Five, she says that the age of consent for all sexual activities should be lowered to 14.
Finally, and most troublingly, she says: "There must be creation of penalties for anyone who vilifies individuals engaged in same-sex relationships." In short, it's not enough simply to normalise, in one fell swoop, all of international law related to homosexuality. We have to provide penalties.
What are the penalties she's talking about? Might it be the International Criminal Court? Turn to the guidelines on page 14, which emphasise the need for "the sensitisation of judicial branches of governments, both nationally and internationally." She suggests we need to "provide judicial education and the development of judicial materials".
Your Attorney-General states that it's absurd and outrageous to claim that the International Criminal Court will be used for political ends. Let me just give you, again, a little information from the Statute itself.

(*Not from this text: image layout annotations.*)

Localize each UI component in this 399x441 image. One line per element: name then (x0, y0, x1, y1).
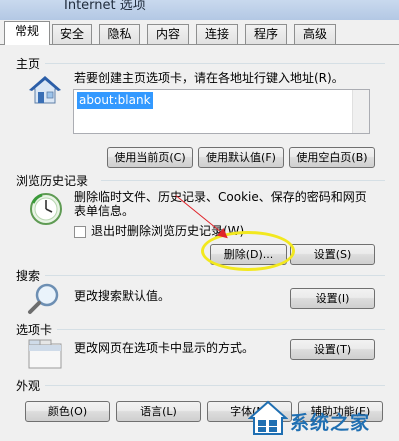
use-default-button[interactable]: 使用默认值(F) (198, 147, 284, 168)
delete-on-exit-checkbox[interactable] (74, 226, 86, 238)
watermark-logo-icon (248, 400, 288, 435)
title-bar: Internet 选项 (0, 0, 399, 21)
colors-button[interactable]: 颜色(O) (25, 401, 110, 422)
history-description-line2: 表单信息。 (74, 204, 135, 218)
use-blank-button[interactable]: 使用空白页(B) (289, 147, 375, 168)
use-current-button[interactable]: 使用当前页(C) (107, 147, 193, 168)
search-settings-button[interactable]: 设置(I) (290, 288, 375, 309)
history-clock-icon (30, 193, 62, 225)
home-divider (45, 63, 385, 64)
tab-security[interactable]: 安全 (52, 24, 92, 44)
tabs-divider (57, 329, 385, 330)
history-description-line1: 删除临时文件、历史记录、Cookie、保存的密码和网页 (74, 190, 367, 204)
watermark: 系统之家 (228, 398, 399, 440)
tab-privacy[interactable]: 隐私 (99, 24, 140, 44)
appearance-divider (45, 385, 385, 386)
appearance-section-title: 外观 (16, 379, 41, 393)
tabs-icon (28, 339, 62, 369)
history-settings-button[interactable]: 设置(S) (290, 244, 375, 265)
history-section-title: 浏览历史记录 (16, 174, 89, 188)
languages-button[interactable]: 语言(L) (116, 401, 201, 422)
house-icon (29, 76, 61, 104)
search-divider (45, 275, 385, 276)
home-description: 若要创建主页选项卡，请在各地址行键入地址(R)。 (74, 71, 344, 85)
watermark-text: 系统之家 (290, 412, 371, 434)
tabs-settings-button[interactable]: 设置(T) (290, 339, 375, 360)
tab-strip: 常规 安全 隐私 内容 连接 程序 高级 (0, 20, 399, 45)
history-divider (101, 180, 385, 181)
tab-advanced[interactable]: 高级 (294, 24, 336, 44)
home-url-input[interactable]: about:blank (73, 89, 370, 134)
home-section-title: 主页 (16, 57, 41, 71)
tab-connections[interactable]: 连接 (196, 24, 238, 44)
tabs-description: 更改网页在选项卡中显示的方式。 (74, 341, 255, 355)
tab-general[interactable]: 常规 (4, 21, 50, 45)
url-scrollbar[interactable] (352, 90, 369, 133)
magnifier-icon (28, 283, 59, 314)
window-title: Internet 选项 (64, 0, 146, 13)
tab-content[interactable]: 内容 (147, 24, 189, 44)
home-url-value: about:blank (77, 92, 153, 109)
tab-programs[interactable]: 程序 (245, 24, 287, 44)
annotation-highlight-circle (201, 231, 295, 271)
search-description: 更改搜索默认值。 (74, 289, 171, 303)
tabs-section-title: 选项卡 (16, 323, 53, 337)
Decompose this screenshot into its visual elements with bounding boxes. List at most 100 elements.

The ICC gives the prosecutor broad political power to bring prosecutions. Under the Statute, prosecutions are not initiated by States" Parties. They are, on the contrary, initiated by the prosecutor. And they may be initiated by anonymous complaints made by NGOs and others.
Furthermore, Article 44 allows the prosecutor to accept "any ... offer" of "gratis personnel offered by States' Parties, intergovernmental organisations or non-governmental organisations". Gratis personnel are personnel paid for by third parties, yet they are performing the work of the court.
One can expect - and my experience tells me that it will undoubtedly be true - that most of these "gratis personnel" will be supplied by well-funded international NGOs who are hostile to religion and traditional values. An independent prosecutor who is free from any executive control is fearsome enough.
An independent prosecutor whose office is staffed by individuals with ideological axes to grind is positively frightening.
Let me conclude by asking what is at stake. Your Attorney-General concludes with a kind of stirring paean to justice and to compassion. He says:
"Our sense of justice, our sense of humanity, our compassion for our fellow man, demand that we give the ICC our full support."
In a sense, I agree. We have to have compassion for our fellow man. There is no doubt that there are serious atrocities in the world, which demand a solution. And I believe it's possible to construct an International Criminal Court that not only complies with the existing dictates of international law, but also would not unduly trammel the existing sovereignty of states. The International Law Commission produced such a draft about 10 years ago. But what is at stake is the very notion of sovereignty and self-determination.